Figure 2. Twenty-two research articles analyzing changes in skeletal muscle capillary density (CD) (Panel A) or capillary-to-fiber ratio (C/F) (Panel B) in response to prolonged exposure to ambient hypoxia were surveyed. () indicates human studies. () indicates the use of animal models (not restricted to rodents). (∗) indicates significant finding. Red coloration indicates an increase in magnitude by 10% or greater. Blue coloration indicates a decrease in magnitude by 10% or greater. Black coloration indicates no change. Y- and X-axis, respectively, reflect the level of altitude (real or simulated) and the duration exposure. Corresponding references: (1) Banchero et al. (1976); (2) Banchero et al. (1985); (3) Basset et al. (2006); (4) Bigard et al. (1991); (5) Cassin et al. (1971); (6) Deveci et al. (2001); (7) Deveci et al. (2002); (8) Green et al. (1989); (9) Green et al. (1992); (10) Hoppeler et al. (1990a); (11) Hoppeler et al. (1990b); (12) Levett et al. (2012); (13) Lundby (2004); (14) MacDougall et al. (1991); (15) Mathieu-Costello and Agey (1997); (16) Mizuno et al. (2008); (17) Olfert et al. (2001); (18) Panisello et al. (2008); (19) Poole and Mathieu-Costello (1989); (20) Sillau and Banchero (1977); (21) Sillau et al. (1980a); (22) van Ekeren et al. (1992).
The lack of change in CD could be attributed to an absence of muscle atrophy, and some authors have in fact observed no reduction in myofiber size at high altitude (Green et al., 1992; Lundby, 2004; Levett et al., 2012; D’Hulst et al., 2016).
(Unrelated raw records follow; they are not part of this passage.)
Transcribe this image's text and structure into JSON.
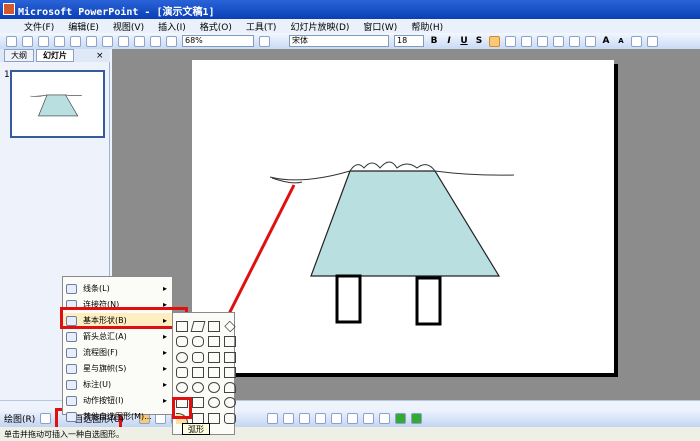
{
  "window": {
    "title": "Microsoft PowerPoint - [演示文稿1]"
  },
  "menubar": [
    "文件(F)",
    "编辑(E)",
    "视图(V)",
    "插入(I)",
    "格式(O)",
    "工具(T)",
    "幻灯片放映(D)",
    "窗口(W)",
    "帮助(H)"
  ],
  "toolbar": {
    "zoom": "68%",
    "font": "宋体",
    "size": "18",
    "bold": "B",
    "italic": "I",
    "underline": "U",
    "shadow": "S",
    "grow": "A",
    "shrink": "A"
  },
  "tabs": [
    "大纲",
    "幻灯片"
  ],
  "slide_number": "1",
  "autoshape_menu": {
    "items": [
      {
        "label": "线条(L)"
      },
      {
        "label": "连接符(N)"
      },
      {
        "label": "基本形状(B)"
      },
      {
        "label": "箭头总汇(A)"
      },
      {
        "label": "流程图(F)"
      },
      {
        "label": "星与旗帜(S)"
      },
      {
        "label": "标注(U)"
      },
      {
        "label": "动作按钮(I)"
      },
      {
        "label": "其他自选图形(M)..."
      }
    ]
  },
  "tooltip": "弧形",
  "drawbar": {
    "draw": "绘图(R)",
    "autoshapes": "自选图形(U)"
  },
  "status": "单击并拖动可插入一种自选图形。",
  "colors": {
    "highlight": "#e01010",
    "shape_fill": "#b9dfe0"
  }
}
It was then suggested that both the exposure duration and the altitude level could determine whether myofibers would atrophy or not, leading to the notion of hypoxic dose (D’Hulst and Deldicque, 2017; Millet et al., 2017). Some conditionings were indeed performed at moderate altitude (3,000-4,000 m) over 2-3 weeks only, as opposed to longer exposures (8-10 weeks) at higher altitudes (>5,200 m) (Oelz et al., 1986; Green et al., 1989, 1992; Hoppeler et al., 1990a,b; MacDougall et al., 1991; Lundby, 2004; Mizuno et al., 2008; Levett et al., 2012).
It is difficult to identify the source of discrepancy between these studies regarding myofiber size and CD. In rodent studies for example, the age of the animals can be a confounding factor if they are still growing (Banchero, 1985; Snyder et al., 1992). Calorie intake can also influence body and muscle weights. Prolonged mountaineering expeditions at high-altitude can involve logistical constraints for proper nutrition and gastroenteritis disorders are often described (West, 2012; Swenson and Bärtsch, 2013). Hypophagia has been well observed in rodents exposed to prolonged hypoxia, usually requiring the use of pair-fed control animals (Daneshrad et al., 2001, 2003).
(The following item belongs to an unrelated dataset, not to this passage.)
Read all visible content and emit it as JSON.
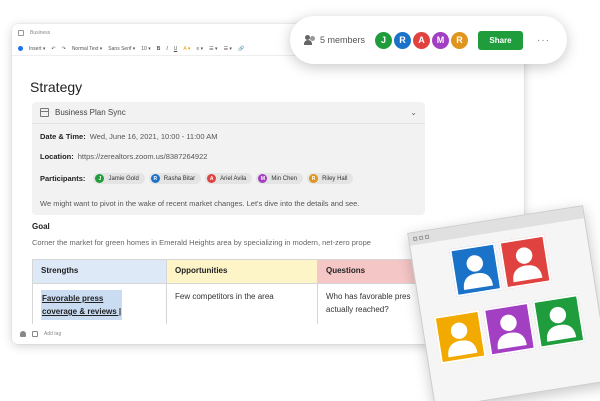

Muscle atrophy could also result from reduced physical activity and muscle deconditioning, particularly during prolonged and passive exposure in hypoxic chambers. For example, when maintaining an isocaloric state and matching physical activity levels, Green et al. (1992) did not observe any atrophy in their study. There is however still a lack of consensus around the contribution of physical activity or the notion of a hypoxic dose on muscle atrophy. This can nicely be illustrated by two studies from Mizuno et al. (2008), Levett et al. (2012). Both compared very active versus less active subjects during similar conditions of prolonged exposure (66-75 days) to high altitude (>5,000 m). Whereas the less active participants remained moderately active at the Everest Base Camp (5,250-5,300 m), active subjects were repeating climbing sessions at higher altitudes. In Levett’s study, climbers reached Camp 2 (6,400 m) and some even summited the Mount Everest (8,848 m) (Levett et al., 2012). Mizuno et al. (2008) observed a significant increase in muscle CD (+14%) associated with a reduction in muscle circumferences and myofiber size. Conversely, Levett et al. (2012) did not observe any significant myofiber atrophy or change in CD.
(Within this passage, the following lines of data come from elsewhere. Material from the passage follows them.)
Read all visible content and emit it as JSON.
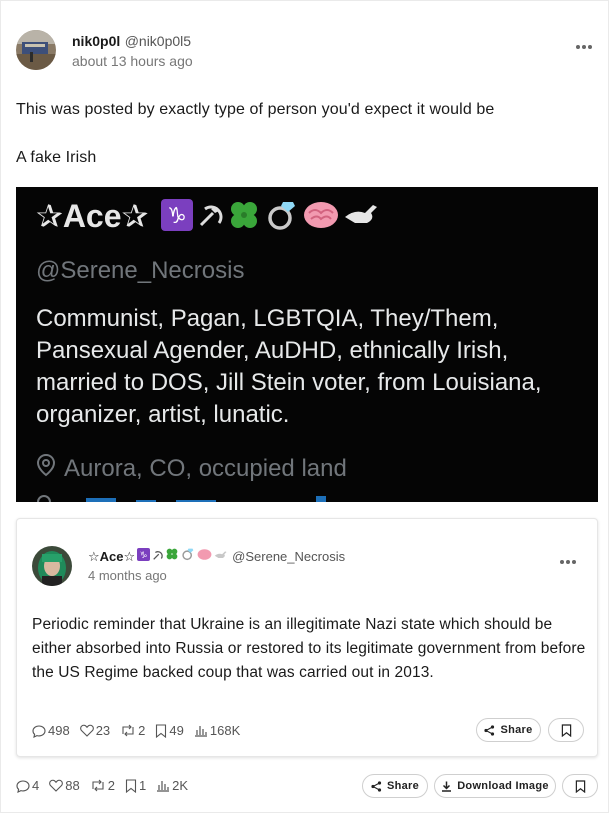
{
  "post": {
    "author_name": "nik0p0l",
    "author_handle": "@nik0p0l5",
    "timestamp": "about 13 hours ago",
    "text_line1": "This was posted by exactly type of person you'd expect it would be",
    "text_line2": "A fake Irish",
    "stats": {
      "replies": "4",
      "likes": "88",
      "reposts": "2",
      "bookmarks": "1",
      "views": "2K"
    },
    "share_label": "Share",
    "download_label": "Download Image"
  },
  "image": {
    "display_name": "✰Ace✰",
    "handle": "@Serene_Necrosis",
    "bio": "Communist, Pagan, LGBTQIA, They/Them, Pansexual Agender, AuDHD, ethnically Irish, married to DOS, Jill Stein voter, from Louisiana, organizer, artist, lunatic.",
    "location": "Aurora, CO, occupied land"
  },
  "quote": {
    "author_name": "☆Ace☆",
    "author_handle": "@Serene_Necrosis",
    "timestamp": "4 months ago",
    "text": "Periodic reminder that Ukraine is an illegitimate Nazi state which should be either absorbed into Russia or restored to its legitimate government from before the US Regime backed coup that was carried out in 2013.",
    "stats": {
      "replies": "498",
      "likes": "23",
      "reposts": "2",
      "bookmarks": "49",
      "views": "168K"
    },
    "share_label": "Share"
  },
  "colors": {
    "image_bg": "#050505",
    "image_text": "#e7e9ea",
    "image_muted": "#71767b",
    "capricorn_purple": "#7b3fbf"
  },
  "icons": [
    "menu-dots-icon",
    "capricorn-icon",
    "hammer-sickle-icon",
    "clover-icon",
    "ring-icon",
    "brain-icon",
    "bird-icon",
    "location-pin-icon",
    "reply-icon",
    "heart-icon",
    "repost-icon",
    "bookmark-icon",
    "views-icon",
    "share-icon",
    "download-icon"
  ]
}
Some authors have also concluded that ambient hypoxia alone might not be sufficient to stimulate skeletal muscle angiogenesis and that a combination of cold and hypoxia stressors might be required (Banchero, 1985; Jackson et al., 1987; Snyder et al., 1992; Hoppeler, 1999). Interestingly, cold per se was recently identified as a pro-angiogenic stimulus in rodent skeletal muscle (Sillau et al., 1980b; Egginton, 2002; Deveci and Egginton, 2003).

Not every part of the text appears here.